Other penalties include “unsportsmanlike conduct”, “unnecessary roughness” (both of which are charmingly antiquated) as well as “hands to the face” and “roughing the passer” (both of which fall under the unnecessary roughness tag).

A penalty will result in the loss of five, 10 or 15 yards and occasionally loss of a down depending on the severity of the foul.

Scoring: A touchdown (the equivalent of a try in rugby) is accomplished when a ball carrier crosses into the end zone or catches a pass from the quarterback in the end zone.


The ball has only to break the line of the end-zone to be ruled a touchdown so a play can seemingly be stopped on the line yet still be a legitimate score.
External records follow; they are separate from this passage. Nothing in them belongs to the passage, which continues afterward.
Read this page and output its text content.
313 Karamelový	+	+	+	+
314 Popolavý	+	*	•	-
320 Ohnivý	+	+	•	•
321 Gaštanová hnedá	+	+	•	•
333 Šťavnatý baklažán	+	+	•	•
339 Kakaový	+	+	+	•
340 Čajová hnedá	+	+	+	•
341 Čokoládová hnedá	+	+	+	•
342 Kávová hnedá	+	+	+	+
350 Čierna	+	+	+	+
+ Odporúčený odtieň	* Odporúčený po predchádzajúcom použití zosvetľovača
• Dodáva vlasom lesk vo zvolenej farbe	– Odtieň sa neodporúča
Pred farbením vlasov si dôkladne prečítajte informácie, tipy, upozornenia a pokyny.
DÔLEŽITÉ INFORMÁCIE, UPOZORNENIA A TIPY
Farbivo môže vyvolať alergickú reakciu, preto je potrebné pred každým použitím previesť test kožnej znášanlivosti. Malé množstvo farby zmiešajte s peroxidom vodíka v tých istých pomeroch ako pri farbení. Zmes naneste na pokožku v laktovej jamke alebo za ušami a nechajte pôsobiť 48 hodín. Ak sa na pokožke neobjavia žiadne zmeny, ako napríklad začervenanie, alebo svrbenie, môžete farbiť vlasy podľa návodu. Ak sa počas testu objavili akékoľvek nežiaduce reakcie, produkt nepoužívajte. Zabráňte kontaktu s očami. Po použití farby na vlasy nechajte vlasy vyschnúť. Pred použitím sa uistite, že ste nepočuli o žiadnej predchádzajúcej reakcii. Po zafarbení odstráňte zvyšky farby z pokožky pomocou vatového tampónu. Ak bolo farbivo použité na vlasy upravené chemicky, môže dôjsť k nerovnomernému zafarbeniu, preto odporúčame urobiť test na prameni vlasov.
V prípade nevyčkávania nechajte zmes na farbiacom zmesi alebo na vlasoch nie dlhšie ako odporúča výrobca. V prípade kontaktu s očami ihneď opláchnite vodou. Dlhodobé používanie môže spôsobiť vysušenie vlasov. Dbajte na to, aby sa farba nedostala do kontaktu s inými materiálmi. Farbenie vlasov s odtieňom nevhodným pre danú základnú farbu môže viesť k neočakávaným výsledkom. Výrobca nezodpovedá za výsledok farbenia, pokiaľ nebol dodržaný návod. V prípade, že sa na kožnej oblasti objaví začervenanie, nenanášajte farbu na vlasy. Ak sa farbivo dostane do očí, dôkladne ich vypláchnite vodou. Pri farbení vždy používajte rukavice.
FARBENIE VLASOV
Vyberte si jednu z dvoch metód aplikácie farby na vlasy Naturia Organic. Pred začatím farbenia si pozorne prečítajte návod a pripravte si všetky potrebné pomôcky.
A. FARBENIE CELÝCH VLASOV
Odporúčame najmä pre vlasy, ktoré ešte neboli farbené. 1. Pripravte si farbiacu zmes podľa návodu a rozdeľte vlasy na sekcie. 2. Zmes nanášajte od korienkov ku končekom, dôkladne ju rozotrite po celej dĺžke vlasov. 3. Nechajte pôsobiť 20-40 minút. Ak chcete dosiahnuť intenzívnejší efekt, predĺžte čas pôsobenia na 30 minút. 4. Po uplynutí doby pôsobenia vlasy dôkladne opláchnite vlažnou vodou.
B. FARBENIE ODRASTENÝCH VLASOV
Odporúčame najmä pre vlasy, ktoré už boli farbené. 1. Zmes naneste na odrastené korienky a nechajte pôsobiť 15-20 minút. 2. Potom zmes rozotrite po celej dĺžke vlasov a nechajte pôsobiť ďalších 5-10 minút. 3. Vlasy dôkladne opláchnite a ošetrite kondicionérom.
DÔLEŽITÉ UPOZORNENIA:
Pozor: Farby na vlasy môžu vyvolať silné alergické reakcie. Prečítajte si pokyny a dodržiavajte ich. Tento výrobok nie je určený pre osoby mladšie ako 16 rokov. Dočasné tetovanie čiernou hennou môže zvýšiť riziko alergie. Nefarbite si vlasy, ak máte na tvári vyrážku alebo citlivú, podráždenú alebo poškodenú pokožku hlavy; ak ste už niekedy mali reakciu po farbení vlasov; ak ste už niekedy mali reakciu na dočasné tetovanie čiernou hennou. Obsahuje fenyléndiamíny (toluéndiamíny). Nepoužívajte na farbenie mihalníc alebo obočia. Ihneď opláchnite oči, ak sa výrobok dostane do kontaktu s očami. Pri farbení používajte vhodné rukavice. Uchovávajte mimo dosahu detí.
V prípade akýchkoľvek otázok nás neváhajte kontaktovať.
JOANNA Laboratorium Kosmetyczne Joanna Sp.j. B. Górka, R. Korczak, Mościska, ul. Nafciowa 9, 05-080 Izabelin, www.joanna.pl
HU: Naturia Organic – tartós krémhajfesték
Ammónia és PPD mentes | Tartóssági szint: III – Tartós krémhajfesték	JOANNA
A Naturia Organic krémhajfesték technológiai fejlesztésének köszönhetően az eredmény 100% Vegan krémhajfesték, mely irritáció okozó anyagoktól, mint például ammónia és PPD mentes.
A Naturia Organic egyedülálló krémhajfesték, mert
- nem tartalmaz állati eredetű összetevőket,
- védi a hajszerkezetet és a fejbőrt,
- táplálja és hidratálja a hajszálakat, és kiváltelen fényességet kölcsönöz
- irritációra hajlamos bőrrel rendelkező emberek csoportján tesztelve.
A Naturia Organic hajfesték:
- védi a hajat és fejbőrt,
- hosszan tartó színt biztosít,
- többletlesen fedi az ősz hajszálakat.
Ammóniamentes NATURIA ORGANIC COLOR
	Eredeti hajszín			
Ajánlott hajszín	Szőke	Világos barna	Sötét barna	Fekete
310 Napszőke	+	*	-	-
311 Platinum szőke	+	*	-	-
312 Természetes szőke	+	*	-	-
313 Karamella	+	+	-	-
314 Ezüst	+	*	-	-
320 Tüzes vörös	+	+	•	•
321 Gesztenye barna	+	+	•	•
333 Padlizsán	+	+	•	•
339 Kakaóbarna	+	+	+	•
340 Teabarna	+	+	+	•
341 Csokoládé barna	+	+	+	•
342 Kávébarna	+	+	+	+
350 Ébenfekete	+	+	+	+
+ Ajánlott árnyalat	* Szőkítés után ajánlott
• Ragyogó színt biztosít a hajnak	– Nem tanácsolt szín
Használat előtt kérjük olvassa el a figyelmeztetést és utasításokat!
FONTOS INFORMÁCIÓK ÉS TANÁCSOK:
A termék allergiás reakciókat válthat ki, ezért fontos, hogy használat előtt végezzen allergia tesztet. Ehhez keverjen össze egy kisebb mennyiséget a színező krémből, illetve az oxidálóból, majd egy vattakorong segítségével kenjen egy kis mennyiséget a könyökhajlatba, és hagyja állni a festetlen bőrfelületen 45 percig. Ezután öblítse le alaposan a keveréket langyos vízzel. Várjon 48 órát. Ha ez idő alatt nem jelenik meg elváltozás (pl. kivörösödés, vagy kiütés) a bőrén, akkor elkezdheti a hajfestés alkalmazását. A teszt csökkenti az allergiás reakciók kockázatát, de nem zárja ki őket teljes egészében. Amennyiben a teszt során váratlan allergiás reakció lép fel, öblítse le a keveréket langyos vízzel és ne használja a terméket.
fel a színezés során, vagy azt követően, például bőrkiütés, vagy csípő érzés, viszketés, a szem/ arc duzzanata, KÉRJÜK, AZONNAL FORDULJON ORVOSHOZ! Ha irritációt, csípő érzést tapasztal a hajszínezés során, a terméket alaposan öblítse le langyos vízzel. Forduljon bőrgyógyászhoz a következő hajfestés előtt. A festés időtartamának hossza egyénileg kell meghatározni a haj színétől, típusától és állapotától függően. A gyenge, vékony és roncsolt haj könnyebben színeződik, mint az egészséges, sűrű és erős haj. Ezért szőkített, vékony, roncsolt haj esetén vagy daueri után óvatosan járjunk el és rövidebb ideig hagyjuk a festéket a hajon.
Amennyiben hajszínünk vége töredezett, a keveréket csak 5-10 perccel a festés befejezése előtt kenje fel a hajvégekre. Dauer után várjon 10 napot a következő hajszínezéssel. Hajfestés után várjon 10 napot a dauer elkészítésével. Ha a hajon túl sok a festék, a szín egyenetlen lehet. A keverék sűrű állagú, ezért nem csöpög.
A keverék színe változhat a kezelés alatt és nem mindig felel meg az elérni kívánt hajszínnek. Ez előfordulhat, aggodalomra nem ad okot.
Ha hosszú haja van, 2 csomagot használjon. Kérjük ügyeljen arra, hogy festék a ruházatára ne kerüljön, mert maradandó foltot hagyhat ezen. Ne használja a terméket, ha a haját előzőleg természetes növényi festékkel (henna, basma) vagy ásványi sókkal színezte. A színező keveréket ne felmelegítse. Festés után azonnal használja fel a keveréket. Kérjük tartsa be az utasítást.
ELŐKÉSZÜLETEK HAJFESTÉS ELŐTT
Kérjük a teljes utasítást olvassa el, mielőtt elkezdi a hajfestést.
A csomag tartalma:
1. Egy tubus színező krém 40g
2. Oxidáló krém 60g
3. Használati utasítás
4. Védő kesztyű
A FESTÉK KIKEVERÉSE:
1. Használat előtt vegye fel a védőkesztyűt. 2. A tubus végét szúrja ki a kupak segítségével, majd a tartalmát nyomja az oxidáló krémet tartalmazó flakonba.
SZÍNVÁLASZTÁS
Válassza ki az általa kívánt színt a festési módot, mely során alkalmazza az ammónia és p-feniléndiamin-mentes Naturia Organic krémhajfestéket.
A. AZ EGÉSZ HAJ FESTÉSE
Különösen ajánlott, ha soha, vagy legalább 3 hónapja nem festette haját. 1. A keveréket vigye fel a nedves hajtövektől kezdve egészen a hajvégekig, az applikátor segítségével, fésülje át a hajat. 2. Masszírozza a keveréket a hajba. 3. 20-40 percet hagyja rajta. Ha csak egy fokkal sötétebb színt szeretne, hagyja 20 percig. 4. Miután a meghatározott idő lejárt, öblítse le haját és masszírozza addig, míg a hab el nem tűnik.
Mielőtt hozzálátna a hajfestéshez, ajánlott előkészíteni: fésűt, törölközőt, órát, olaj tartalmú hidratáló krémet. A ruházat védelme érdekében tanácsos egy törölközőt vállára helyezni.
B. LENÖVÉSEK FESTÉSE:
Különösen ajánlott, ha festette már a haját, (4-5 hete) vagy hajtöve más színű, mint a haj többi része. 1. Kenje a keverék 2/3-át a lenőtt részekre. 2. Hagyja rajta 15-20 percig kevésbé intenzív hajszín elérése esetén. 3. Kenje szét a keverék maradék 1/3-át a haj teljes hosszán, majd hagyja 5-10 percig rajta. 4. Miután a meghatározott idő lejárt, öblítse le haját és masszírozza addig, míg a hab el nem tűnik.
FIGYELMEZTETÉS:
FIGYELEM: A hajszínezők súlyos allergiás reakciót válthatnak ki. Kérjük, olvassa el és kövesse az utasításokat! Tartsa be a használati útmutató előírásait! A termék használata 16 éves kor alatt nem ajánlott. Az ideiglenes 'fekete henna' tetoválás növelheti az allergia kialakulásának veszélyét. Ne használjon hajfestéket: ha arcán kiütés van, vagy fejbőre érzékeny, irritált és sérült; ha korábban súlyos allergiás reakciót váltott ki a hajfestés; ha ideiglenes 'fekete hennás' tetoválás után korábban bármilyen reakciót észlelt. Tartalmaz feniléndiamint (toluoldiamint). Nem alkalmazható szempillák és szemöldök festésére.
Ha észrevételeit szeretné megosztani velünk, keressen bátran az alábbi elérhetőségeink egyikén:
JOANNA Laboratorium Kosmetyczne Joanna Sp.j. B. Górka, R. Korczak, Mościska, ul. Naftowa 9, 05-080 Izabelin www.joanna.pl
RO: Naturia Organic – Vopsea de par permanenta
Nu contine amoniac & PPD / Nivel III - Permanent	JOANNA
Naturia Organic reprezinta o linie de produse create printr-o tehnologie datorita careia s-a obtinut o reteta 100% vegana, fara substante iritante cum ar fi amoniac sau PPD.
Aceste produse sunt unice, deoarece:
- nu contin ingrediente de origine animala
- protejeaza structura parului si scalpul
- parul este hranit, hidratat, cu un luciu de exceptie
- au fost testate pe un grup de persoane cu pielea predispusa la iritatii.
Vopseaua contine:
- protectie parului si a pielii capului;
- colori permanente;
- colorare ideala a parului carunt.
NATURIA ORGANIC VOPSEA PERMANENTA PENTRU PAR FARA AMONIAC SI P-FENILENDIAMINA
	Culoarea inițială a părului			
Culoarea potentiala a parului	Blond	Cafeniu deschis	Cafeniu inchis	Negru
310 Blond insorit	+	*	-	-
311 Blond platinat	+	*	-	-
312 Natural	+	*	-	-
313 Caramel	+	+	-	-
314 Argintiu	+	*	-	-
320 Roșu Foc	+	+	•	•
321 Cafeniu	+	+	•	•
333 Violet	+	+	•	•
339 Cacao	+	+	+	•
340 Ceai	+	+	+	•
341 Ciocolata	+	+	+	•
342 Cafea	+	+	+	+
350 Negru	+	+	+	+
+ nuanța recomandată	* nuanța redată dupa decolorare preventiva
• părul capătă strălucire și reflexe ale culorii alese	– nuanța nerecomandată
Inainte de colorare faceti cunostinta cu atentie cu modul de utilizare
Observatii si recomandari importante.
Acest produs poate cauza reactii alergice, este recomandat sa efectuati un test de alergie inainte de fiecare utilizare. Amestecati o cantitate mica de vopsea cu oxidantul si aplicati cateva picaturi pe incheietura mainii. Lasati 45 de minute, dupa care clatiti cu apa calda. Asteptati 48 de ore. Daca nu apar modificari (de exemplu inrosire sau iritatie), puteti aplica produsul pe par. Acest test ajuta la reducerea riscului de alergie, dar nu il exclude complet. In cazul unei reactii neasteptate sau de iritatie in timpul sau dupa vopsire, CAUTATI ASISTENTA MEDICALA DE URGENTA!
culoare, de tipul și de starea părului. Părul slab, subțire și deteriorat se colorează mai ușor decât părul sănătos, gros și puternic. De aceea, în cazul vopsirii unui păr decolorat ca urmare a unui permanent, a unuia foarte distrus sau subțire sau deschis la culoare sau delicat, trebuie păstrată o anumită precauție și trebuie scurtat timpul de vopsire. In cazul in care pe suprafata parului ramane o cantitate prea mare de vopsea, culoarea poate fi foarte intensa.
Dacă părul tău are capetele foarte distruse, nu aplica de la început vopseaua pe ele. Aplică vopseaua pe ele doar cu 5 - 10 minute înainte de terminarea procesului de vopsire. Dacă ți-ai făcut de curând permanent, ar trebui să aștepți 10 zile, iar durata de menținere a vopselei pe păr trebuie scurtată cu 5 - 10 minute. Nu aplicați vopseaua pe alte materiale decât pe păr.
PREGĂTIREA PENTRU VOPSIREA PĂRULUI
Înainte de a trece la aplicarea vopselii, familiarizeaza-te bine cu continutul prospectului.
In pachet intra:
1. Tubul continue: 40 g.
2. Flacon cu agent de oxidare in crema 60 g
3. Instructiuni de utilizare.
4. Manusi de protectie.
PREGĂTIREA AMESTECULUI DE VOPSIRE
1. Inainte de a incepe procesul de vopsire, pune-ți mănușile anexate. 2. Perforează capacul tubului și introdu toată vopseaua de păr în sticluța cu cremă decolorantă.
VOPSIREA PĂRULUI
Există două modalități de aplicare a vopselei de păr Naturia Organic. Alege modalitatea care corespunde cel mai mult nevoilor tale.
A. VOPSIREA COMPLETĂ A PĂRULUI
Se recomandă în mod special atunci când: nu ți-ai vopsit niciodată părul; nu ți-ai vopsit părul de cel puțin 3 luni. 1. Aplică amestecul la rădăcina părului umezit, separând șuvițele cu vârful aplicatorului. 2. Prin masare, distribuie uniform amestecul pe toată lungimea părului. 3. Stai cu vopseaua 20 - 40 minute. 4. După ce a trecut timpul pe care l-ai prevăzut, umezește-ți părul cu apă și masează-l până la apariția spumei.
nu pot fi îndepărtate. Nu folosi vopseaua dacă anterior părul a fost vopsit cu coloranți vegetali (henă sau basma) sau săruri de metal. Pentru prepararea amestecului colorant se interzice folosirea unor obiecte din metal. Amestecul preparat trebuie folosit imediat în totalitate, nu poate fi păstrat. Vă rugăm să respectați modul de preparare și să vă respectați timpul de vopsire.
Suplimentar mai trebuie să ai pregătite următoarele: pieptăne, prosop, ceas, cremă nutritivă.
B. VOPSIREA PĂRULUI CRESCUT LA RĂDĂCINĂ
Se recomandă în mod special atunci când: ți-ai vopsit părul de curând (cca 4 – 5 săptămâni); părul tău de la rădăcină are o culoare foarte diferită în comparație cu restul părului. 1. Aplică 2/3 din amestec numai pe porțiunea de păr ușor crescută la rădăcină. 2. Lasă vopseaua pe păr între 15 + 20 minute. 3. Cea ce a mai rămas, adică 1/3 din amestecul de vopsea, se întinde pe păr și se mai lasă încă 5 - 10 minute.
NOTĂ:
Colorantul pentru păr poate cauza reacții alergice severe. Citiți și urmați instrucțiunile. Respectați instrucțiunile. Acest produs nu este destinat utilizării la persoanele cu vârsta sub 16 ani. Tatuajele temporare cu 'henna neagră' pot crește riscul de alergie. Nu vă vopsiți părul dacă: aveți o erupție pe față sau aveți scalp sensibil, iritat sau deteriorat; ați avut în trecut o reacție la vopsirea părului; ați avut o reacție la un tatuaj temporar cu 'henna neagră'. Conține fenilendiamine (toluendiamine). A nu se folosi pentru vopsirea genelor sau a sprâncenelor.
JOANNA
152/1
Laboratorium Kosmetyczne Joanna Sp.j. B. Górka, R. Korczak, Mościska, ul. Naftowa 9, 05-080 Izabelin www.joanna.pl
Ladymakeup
A touchdown is worth six points and a conversion a further one point. A field goal is worth three points just like a penalty or drop goal in rugby. Drop goals do not happen in the NFL.

A team can opt for a two point conversion where, in place of a kicker, the quarterback will attempt to rush or pass the ball into the end-zone as they did to score the touchdown.

Similarly if a ball carrier is tackled in his own end-zone that is known as a “safety” and is worth two points to the opposition.

As in all sports, the team with the most points at the final whistle has won and, in this case, is crowned Super Bowl champion.